No change in the Company's internal control over financial reporting (as defined in Rule 13a-15(f) of the Exchange Act) during the fiscal quarter ended
December 31, 2004, has materially affected, or is reasonably likely to materially affect, the Company's internal control over financial reporting.
Item 9B. OTHER INFORMATION
None.
PART III
Item 10. DIRECTORS AND EXECUTIVE OFFICERS OF THE REGISTRANT
The information contained in the sections entitled "Proposal 1: Election of Directors," "Board of Directors and Governance" and "Security Ownership of
Certain Beneficial Owners — Section 16(a) Beneficial Ownership Reporting Compliance" in our definitive Proxy Statement for our 2005 Annual Meeting of
Stockholders is incorporated herein by reference. Under the section of our definitive Proxy Statement incorporated by reference herein entitled "The Board of
Directors and Governance — Board Committees — Audit Committee," we identify the financial expert who serves on the Audit Committee of our Board of
Directors. Information regarding our executive officers is contained in Part I above under the heading "Executive Officers of the Registrant."

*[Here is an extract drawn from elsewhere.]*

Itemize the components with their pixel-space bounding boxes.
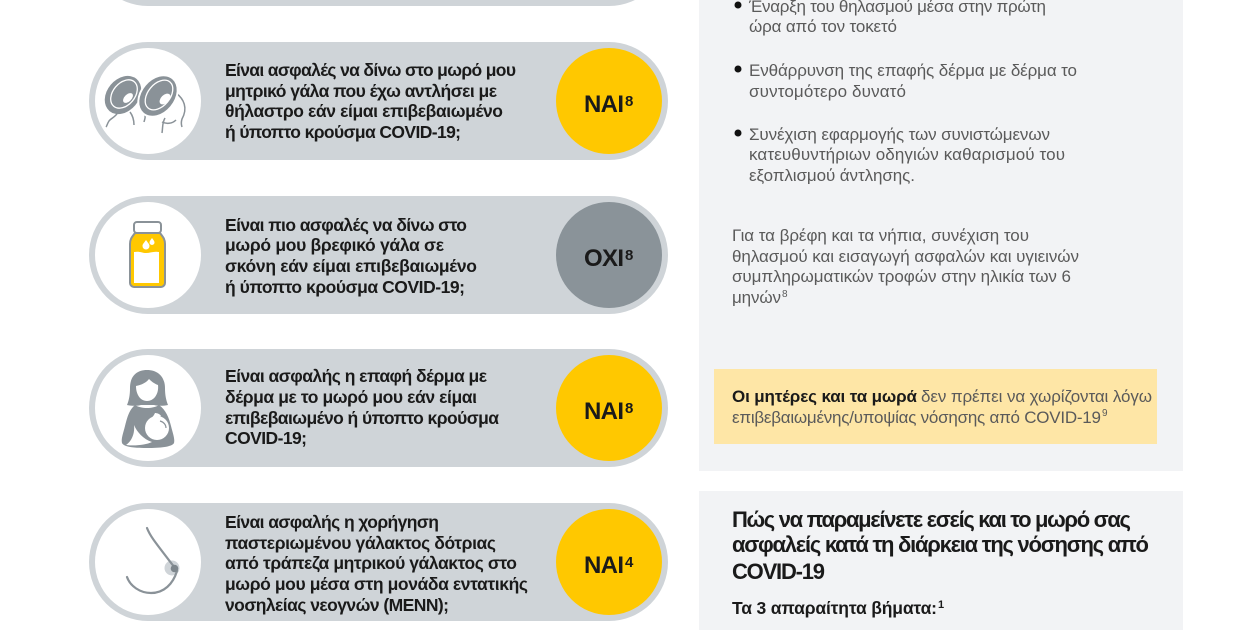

All of our employees, including our principal executive officer, principal financial officer, principal accounting officer and controller, or persons performing
similar functions (the "Principal Officers"), are subject to our Code of Ethics and our Always Honest policy. Our directors are also subject to our Code of
Ethics and our Always Honest policy. These documents are posted on our website at www.moneygram.com in the Investor Relations section, and are
available in print free of charge to any stockholder who requests them at the address set forth below. We will disclose any amendments to or waivers of our
Code of Ethics and our Always Honest Policy for directors or Principal Officers on our website.
We also have adopted a set of Corporate Governance Guidelines and charters for all of our Board Committees, including the Audit, Corporate Governance
and Nominating and Human Resources Committees. Our Corporate Governance Guidelines and committee charters are posted on our website at
www.moneygram.com in the Investor Relations section and are available in print free of charge to any stockholder who requests them. Written requests for
our Code Ethics, Always Honest policy, Corporate Governance Guidelines and committee charters should be addressed to MoneyGram International, Inc.,
1550 Utica Avenue South, Minneapolis, Minnesota 55416, Attention: Corporate Secretary.
Item 11. EXECUTIVE COMPENSATION
The information contained in the sections entitled "Board of Directors and Governance — Compensation of Directors," "Board of Directors and
Governance — Human Resources Committees Interlocks and Insider Participation," "Executive Compensation and Other Information" and "Stockholder
Return Performance Graph" in our definitive Proxy Statement for our 2005 Annual Meeting of Stockholders is incorporated herein by reference.